One of the biggest bills for the deaf community was signed into law by President Obama today. It's called the Twenty-First Century Communications and Video Accessibility Act of 2010. What does this law do?
For starters, it makes the Internet accessible to the deaf community by requiring television programming to be captioned on the Internet, a closed-caption button on television remotes, and hearing aid compatibility for smartphones.
This is a big f***ing deal for me, because for a long time before Hulu started captioning some of their television broadcasts, a lot of television episodes on the internet weren't captioned, and we were left out as a result as deaf viewers. And it's really hard to get to the menu to display closed-captioning on HDTVs, and in some cases, these closed captioning displays were intentionally disabled. It was very confusing for many of my friends in the deaf community. Hearing aid compatibility on smartphones is also a big deal. I can hear on my iPhone 4G, but a lot of noise leaks out, and it's not compatible with my telecoil on my cochlear implant.
This law, signed by President Obama, will help alleviate many of these issues. It took three years for this law to happen since I last postedabout it here on Dailykos. A lot of people in the deaf community, including myself, lobbied Congress to pass this law, and it was one of the few bills to pass on a bipartisan vote. Ironically enough, this new law will also help create jobs for those who work in the captioning and accessibility field. It's basically a two-fer for President Obama---he gets to sign a law that helps change the lives of millions of deaf, hard-of-hearing, and deaf/blind Americans, and creates jobs as well!
This new law will require any and every video that, first, is broadcast on television and, then, distributed via the Internet to include closed captioning. Additionally, devices that display video such as smart phones, mp3 players, and DVRs must be capable of closed captioning and displaying video description and emergency alerts. For the large and growing amount of video content that will be broadcast live in the years ahead — on television and over the Internet — there will be a growing need for, and appreciation of, stenographic court reporters who work as broadcast captioners. That is one reason the U.S. Bureau of Labor Statistics suggests that the court reporting profession will experience major growth in the years ahead, estimating that the profession will grow by 18 percent in the next eight years.
So it might be a very good time to take classes in court reporting as a way to find a new job in this growing field. You can begin your research here in how to be an awesome captionist for deaf and hard-of-hearing Americans!

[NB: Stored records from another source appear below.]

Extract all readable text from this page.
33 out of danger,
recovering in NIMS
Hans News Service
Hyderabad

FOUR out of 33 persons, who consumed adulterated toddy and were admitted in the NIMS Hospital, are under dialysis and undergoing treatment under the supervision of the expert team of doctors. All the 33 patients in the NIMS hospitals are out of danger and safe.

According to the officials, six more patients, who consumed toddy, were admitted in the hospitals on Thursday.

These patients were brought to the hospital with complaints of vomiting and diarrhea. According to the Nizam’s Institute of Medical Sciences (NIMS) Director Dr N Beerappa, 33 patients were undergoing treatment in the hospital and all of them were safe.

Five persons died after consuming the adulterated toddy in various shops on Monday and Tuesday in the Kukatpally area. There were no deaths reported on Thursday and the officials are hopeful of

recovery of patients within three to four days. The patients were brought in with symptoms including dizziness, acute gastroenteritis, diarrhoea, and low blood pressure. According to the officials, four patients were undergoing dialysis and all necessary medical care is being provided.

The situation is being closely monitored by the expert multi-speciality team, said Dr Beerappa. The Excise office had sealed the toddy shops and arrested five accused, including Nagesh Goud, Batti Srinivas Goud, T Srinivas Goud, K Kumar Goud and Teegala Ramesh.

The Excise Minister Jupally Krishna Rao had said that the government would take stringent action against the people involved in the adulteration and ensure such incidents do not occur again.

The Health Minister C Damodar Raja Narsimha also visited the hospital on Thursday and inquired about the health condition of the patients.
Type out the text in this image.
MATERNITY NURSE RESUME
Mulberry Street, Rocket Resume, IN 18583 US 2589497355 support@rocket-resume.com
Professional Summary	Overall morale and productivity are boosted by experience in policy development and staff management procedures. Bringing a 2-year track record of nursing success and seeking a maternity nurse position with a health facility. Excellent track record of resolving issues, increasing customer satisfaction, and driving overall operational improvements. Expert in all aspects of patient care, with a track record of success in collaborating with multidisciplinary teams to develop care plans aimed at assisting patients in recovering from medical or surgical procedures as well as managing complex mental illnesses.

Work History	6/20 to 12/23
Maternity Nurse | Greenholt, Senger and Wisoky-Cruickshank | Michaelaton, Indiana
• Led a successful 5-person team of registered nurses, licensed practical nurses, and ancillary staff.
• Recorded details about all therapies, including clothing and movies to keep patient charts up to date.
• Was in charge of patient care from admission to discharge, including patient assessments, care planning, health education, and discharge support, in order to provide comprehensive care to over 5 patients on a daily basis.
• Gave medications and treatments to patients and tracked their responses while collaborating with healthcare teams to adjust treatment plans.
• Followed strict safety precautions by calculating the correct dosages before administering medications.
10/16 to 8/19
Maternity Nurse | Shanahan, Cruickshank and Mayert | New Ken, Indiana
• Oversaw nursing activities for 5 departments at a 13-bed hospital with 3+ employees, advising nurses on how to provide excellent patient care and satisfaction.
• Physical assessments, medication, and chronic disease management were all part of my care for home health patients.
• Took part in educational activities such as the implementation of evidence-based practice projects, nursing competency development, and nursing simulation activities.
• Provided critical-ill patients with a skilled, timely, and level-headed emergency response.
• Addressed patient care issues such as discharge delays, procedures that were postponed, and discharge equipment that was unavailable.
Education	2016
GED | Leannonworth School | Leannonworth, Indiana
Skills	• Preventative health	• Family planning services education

Needless to say, I am very excited about the passage of this great law thanks to President Obama, but I do have to point out a major loophole that this law failed to address----captioning of online content for the Internet. Basically, companies that create web shows or videos for the Internet aren't required under this law to caption them. There's an effort underway by the great folks at Caption Action 2 to get these companies to caption their online content for the deaf and hard-of-hearing Americans. For more information on this loophole, you can see my earlier post on this subject at the National Association for the Deaf blog:
Internet media companies are not currently required by law to offer internet captioning, so what they are offering in terms of internet captioning is great, but it doesn’t yet expand full access for the deaf and hard of hearing to the internet because of the different technical standards when it comes to downloading codecs, processing captioning files, and making sure that the caption files are synced with the audio feeds. We need a single technical standard to help make it easier for internet media companies like Hulu.com process caption files for their online content. Content providers should also be required to keep caption files with all the media that are downloaded for Internet use so the caption files can be available and decoded by currently available application tools.
While we've won the fight on getting television content to be captioned on the Internet, the fight continues onward for internet media content to be captioned to provide equal accessibility for all viewers on the Internet. You can join the great effort by Caption Action 2 or support the work of the National Association of the Deaf by subscribing to their e-mail list to get the action updates to help improve accessibility for deaf people on the Internet.